Review: Grand Opera Makes a Comeback With ‘Le Prophète’


Giacomo Meyerbeer was the toast of Paris in the 19th century. Nowadays, when he’s mentioned at all, he’s the object of backhanded compliments.

“The man may not have been a genius, but he was a craftsman,” the critic Harold C. Schonberg wrote in The New York Times when one of Meyerbeer’s grand operas, “Le Prophète,” came to the Metropolitan Opera in 1977.

Long on spectacle and long on length, “Le Prophète” has five acts with ballets and choruses galore; a coronation scene; and a grand finale in which an entire palace goes up in flames and kills, well, everyone. Based on a historical event, it tells the story of an Anabaptist uprising in 16th-century Germany led by Jean of Leiden, who is declared a prophet and king. The world premiere is remembered for its coups de théâtre, which included ice-skating (indicated with roller skates) and a sunrise (the first use of electricity on the Paris Opera stage).

The notion of Meyerbeer’s exploitation of the public’s taste for dazzle persists. To give you an idea of how severely he has fallen out of fashion, the Met performed three — yes, three — of his operas in its first six months of operation in 1883-84, and hasn’t staged any of them since 1979.

Fortunately, there are opera die-hards like Leon Botstein, the president of Bard College and the music director of the American Symphony Orchestra, who has a penchant for reappraisal.

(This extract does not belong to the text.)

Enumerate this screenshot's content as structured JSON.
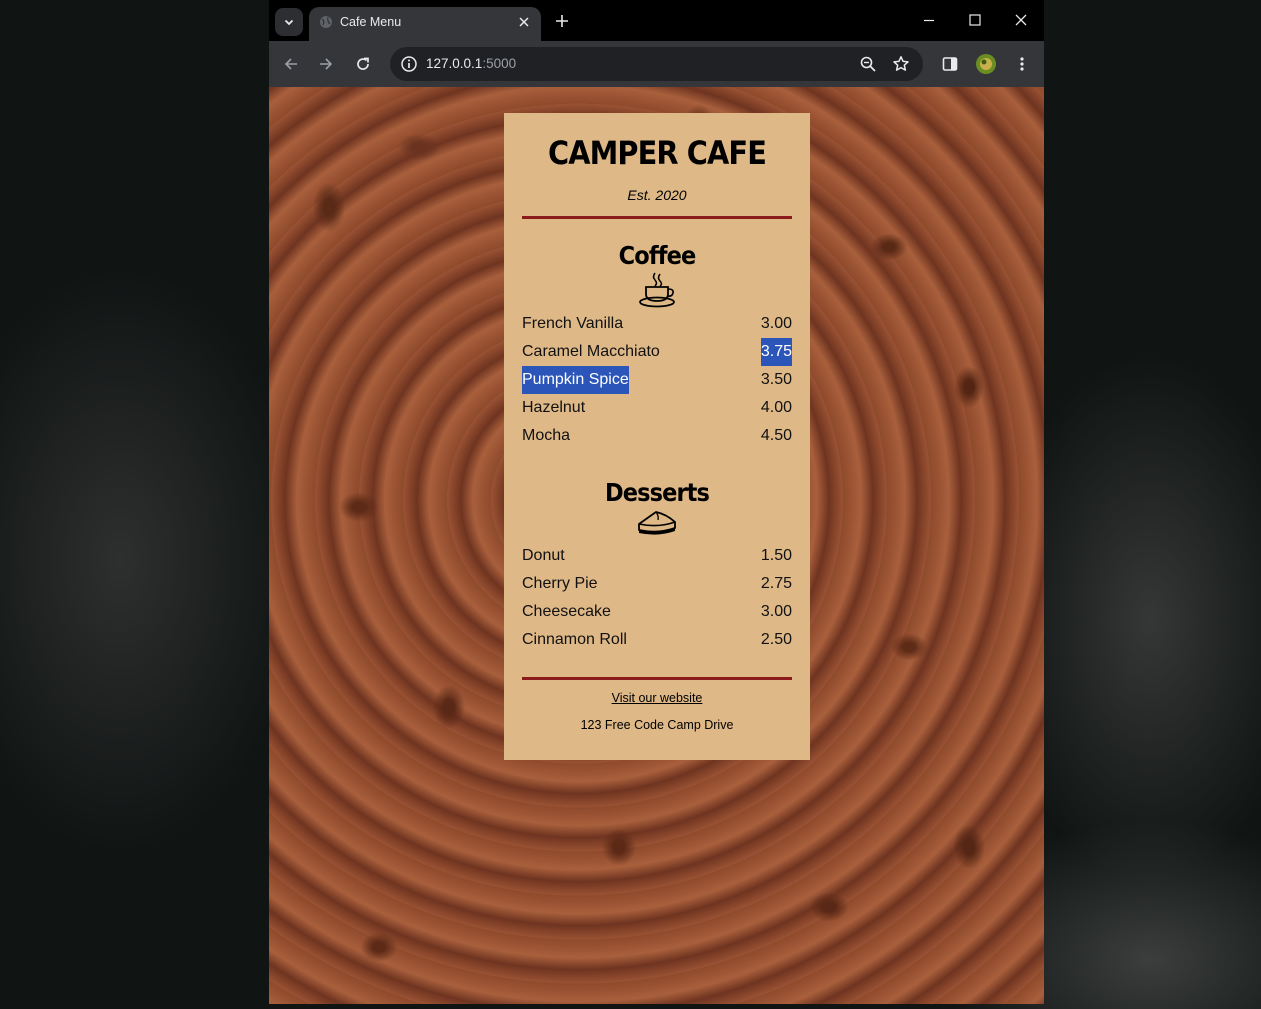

He mounted a persuasive argument for “Le Prophète” at the Fisher Center at Bard College on Friday. Because of modest resources, the spotlight was less on the staging and more on an often-overlooked element of Meyerbeer’s art: his fantastic instincts for vocal writing.

For nearly all of Act IV, the mezzo-soprano Jennifer Feinstein held the stage as Fidès, the pious mother of the false prophet Jean (John) and the opera’s richest role. Mad with anguish and thinking her son dead, Feinstein’s Fidès stitches together an unforced, just-hefty-enough sound from a mellow bottom to a ringing top in writing that was vocally gracious and terrifically exciting.

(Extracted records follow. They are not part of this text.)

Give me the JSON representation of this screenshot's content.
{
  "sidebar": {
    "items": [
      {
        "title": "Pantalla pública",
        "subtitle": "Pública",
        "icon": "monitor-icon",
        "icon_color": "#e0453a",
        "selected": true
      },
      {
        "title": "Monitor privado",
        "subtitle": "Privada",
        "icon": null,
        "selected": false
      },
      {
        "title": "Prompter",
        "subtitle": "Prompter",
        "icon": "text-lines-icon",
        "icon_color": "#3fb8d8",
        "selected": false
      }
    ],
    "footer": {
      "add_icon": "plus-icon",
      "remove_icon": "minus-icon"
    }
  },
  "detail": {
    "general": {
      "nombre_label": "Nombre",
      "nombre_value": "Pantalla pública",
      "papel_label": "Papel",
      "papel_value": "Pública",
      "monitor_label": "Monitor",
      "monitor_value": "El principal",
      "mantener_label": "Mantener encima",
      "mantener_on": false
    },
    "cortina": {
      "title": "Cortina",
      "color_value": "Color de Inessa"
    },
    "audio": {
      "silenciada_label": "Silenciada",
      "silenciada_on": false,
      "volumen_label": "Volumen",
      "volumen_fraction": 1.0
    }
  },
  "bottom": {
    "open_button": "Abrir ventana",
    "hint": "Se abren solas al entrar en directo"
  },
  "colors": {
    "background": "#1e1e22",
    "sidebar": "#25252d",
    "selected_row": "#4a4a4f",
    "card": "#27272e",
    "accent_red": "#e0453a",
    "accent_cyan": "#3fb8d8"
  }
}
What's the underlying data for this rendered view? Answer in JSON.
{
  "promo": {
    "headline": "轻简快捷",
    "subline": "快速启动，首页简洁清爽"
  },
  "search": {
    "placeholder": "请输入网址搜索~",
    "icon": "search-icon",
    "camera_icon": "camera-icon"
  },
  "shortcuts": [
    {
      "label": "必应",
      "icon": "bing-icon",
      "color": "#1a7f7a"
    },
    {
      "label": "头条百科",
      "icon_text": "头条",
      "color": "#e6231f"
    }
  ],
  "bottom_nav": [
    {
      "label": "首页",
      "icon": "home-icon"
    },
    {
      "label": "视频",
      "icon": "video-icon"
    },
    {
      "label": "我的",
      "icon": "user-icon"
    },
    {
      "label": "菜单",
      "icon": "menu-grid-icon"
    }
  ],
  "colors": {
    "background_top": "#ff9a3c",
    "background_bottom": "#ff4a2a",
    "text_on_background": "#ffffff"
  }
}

Like Handel, Mozart and many others, Meyerbeer clearly reveled in exploiting the vocal and theatrical resources of his star singers. His first Fidès was the sui generis Pauline Viardot, whose voice, while unlovely by some accounts, was a potent force of dramatic revelation. Fidès’s Act V scena, with its scales, filigrees, trills and tumbling triplets, is a showcase of technical skill almost cruel in its thoroughness; Feinstein put on an entirely creditable, if not superhuman, display.

As Jean, the tenor Robert Watson had a sumptuous timbre ripe for romance and an even emission that suited Meyerbeer’s elegant lines. His top notes were thrilling when they didn’t falter. His Jean was a reluctant rabble-rouser, not truly wanting to seize divine power, and only turning to radicalism after the despotic Count Oberthal (a cardboard menace in the bass-baritone Zachary Altman’s portrayal) abused his position to steal Jean’s beloved, Berthe. As Berthe, Amina Edris sang with beguiling sensitivity, unfailing accuracy and a tone of dark steeliness, bringing resoluteness and emotional depth to a character that can feel underwritten.

The intent of Meyerbeer’s music, which is nothing if not fluent in achieving its dramatic purpose, eluded Botstein throughout the night. He was on sure ground in moments with a single, monolithic affect, such as a military march or a big chorus (sung by the well-prepared Bard Festival Chorale). But he dragged the tempo with a four-square approach in emotionally complex scenes. The singers knew when to quicken a scene’s musical pulse, and they did so without a conductor’s support.

Christian Räth, the director, seemed more at home in the comedic charms of Richard Strauss’s “Die Schweigsame Frau,” which he staged for Bard in 2022, than the high dudgeon of “Le Prophète.” His blocking verged on tacky. The set, by Räth and Daniel Unger, was made of three enormous Bibles, which had various surprises and compartments, winking proof of the excessive use to which religion is put in the story. Video projections for the ostentatious, presumably expensive dramatic moments instead made them feel smaller.

Crossing the four-hour mark, Bard’s “Le Prophète” was a long night. Even Meyerbeer cut his own 11-minute overture, which Bard included (though it thoughtfully moved some of the ballet music to a wind quintet during the two intermissions).

There was noticeable audience attrition, especially after the second break, but those who stayed were treated to Feinstein and Edris’s stupendous Act IV duet. Their lengthy harmonized cadenza receded, surged and reached unusual height as they climbed in thirds to a roof-raising climax. Stripped of gimmickry, it was just ravishing music-making. Across the dark hollow of the auditorium, I heard an audience member exclaim under his breath, “Wow.”

Le Prophète

Through Sunday at the Fisher Center at Bard, Annandale-on-Hudson, N.Y.; fishercenter.bard.edu.